Management's motivations are quite clear: Reduce the company's footprint in the over-saturated Canadian market to save on overhead costs, and increase its ability to cash in on the growing American market as it opens via state-level or federal marijuana initiatives.
The shift needs to happen for a couple of reasons. First, Canopy's net revenue shrank by 10% year over year as of its latest earnings report, from the second quarter of its fiscal 2023. Its Canadian cannabis sales plummeted by 27% compared to a year prior, indicating a severe mismatch between its products and the level of demand in the market. And while its gross margin is improving relative to its mid-year lows, it still isn't profitable, and there's no clear trend toward profitability either. So there's little incentive to keep funneling more resources into competing in Canada when the U.S. market is beckoning.
Regarding the details of its entry into the U.S., Canopy's newly formed entity, Canopy USA, will gain the option to purchase up to 100% ownership of a trio of U.S.-based marijuana companies. There's Acreage, which has locations in New Jersey and New York, another business called Wana that's based out of Colorado, and a third called Jetty, based in California.
While it's doubtful that any of the three would immediately contribute to the bottom line, they do bring several new brands into Canopy's portfolio, not to mention regional distribution networks that may come in handy.
But shareholders need to assent to the deals during a special meeting in January in order for the actual acquisitions, which are likely to be made using shares of Canopy stock, to move forward. Critically, per the terms of the transaction, Canopy's shares won't have voting rights or direct control of Canopy USA, nor will they have any economic interest whatsoever, though the shares of the U.S. entity will ultimately be convertible into Canopy shares. That'll come in handy in the event of a catalyst like marijuana legalization.
What you should do
Canopy's plan to compete in the U.S. makes it a more attractive prospect than Canada-focused companies like Aurora Cannabis. At the same time, its success in the U.S. market is not guaranteed. Therefore, investors should approach the stock with the understanding that it's essentially a turnaround play. That means it's quite risky, and it probably isn't the right opportunity for most investors.

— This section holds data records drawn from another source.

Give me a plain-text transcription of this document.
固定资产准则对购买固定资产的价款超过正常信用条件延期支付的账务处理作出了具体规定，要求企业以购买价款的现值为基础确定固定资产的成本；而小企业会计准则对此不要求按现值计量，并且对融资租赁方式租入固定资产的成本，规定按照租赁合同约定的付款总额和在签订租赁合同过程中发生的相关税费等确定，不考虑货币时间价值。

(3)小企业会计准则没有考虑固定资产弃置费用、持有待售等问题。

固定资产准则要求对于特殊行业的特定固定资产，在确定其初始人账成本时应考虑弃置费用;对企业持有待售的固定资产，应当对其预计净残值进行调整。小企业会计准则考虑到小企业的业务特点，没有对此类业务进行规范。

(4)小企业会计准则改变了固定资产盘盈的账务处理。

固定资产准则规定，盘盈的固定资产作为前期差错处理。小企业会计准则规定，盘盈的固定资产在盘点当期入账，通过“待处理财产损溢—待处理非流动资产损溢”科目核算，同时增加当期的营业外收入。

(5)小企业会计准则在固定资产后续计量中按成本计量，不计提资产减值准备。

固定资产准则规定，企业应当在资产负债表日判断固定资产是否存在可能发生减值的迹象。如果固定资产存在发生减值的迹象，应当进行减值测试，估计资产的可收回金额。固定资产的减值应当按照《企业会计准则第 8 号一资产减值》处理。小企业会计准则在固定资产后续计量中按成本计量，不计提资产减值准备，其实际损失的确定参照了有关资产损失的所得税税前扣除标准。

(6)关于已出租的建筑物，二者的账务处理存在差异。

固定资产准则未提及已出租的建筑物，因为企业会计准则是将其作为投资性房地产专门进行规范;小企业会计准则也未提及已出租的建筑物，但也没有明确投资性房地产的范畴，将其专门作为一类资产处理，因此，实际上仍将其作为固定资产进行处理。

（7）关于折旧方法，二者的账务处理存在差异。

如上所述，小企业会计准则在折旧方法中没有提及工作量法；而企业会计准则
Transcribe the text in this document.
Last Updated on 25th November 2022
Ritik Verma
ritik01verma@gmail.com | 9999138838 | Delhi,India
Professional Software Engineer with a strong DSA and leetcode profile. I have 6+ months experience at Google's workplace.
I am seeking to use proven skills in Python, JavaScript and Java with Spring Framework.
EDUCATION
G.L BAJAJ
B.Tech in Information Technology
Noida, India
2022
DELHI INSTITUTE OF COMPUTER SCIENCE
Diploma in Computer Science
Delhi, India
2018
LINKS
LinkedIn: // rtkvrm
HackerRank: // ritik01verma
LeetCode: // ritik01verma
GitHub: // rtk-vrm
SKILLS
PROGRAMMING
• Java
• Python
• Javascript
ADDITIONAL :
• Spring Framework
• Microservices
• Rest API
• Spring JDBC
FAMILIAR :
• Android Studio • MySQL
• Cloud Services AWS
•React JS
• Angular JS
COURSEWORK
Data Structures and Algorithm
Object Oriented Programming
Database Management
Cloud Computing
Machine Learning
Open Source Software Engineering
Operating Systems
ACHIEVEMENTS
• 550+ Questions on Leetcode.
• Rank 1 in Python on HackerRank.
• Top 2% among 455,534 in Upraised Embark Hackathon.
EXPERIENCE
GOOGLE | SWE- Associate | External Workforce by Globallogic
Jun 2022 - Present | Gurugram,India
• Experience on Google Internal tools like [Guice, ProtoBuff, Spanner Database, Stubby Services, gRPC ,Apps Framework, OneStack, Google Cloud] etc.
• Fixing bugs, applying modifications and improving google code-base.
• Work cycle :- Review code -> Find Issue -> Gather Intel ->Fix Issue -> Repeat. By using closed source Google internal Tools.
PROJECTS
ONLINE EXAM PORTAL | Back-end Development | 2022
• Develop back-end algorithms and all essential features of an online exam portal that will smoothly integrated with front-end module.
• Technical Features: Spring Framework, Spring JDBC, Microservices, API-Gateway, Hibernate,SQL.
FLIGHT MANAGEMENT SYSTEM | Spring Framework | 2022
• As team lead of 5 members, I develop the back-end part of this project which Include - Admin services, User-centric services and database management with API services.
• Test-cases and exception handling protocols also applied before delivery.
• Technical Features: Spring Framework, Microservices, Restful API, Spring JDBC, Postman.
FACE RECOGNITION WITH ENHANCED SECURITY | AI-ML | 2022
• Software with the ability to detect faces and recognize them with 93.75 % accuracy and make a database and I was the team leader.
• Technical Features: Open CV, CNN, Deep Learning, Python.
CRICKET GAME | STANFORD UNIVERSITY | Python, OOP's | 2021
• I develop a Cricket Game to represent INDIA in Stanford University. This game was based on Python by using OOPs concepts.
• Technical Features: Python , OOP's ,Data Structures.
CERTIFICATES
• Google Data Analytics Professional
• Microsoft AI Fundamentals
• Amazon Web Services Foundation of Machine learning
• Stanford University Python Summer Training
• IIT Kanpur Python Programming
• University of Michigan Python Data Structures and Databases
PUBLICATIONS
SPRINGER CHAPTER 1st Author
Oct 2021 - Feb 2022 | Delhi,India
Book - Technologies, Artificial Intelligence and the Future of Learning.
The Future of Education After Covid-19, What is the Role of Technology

If the prospect of getting a (large) haircut on your investment isn't too scary, starting a small position in Canopy stock in the next few months could be a smart move. Assuming the company ends up exercising its options to enter the U.S. market -- and it probably will over the next few years -- it'll likely be returning to revenue growth.
While reaching profitability will remain a distant goal, two of the businesses Canopy has the option of buying, Jetty and Wana, are focused on selling high-value-added products like vapes and edibles, which could help to shore up margins somewhat. And if more states legalize marijuana, its acquisition targets will give it decent geographical coverage throughout the country, so it should be positioned to benefit.
The linchpin of this strategy depends on the persistence of robust demand for cannabis in the U.S. If the market starts to get saturated, much like it did in Canada, it'll make top-line growth much harder to come by, and the market won't like it. So be on the lookout for burgeoning inventories, falling average selling prices, and delays with legalization in states where it was expected to pass, as each of those developments will point to hard times ahead for Canopy and its competitors.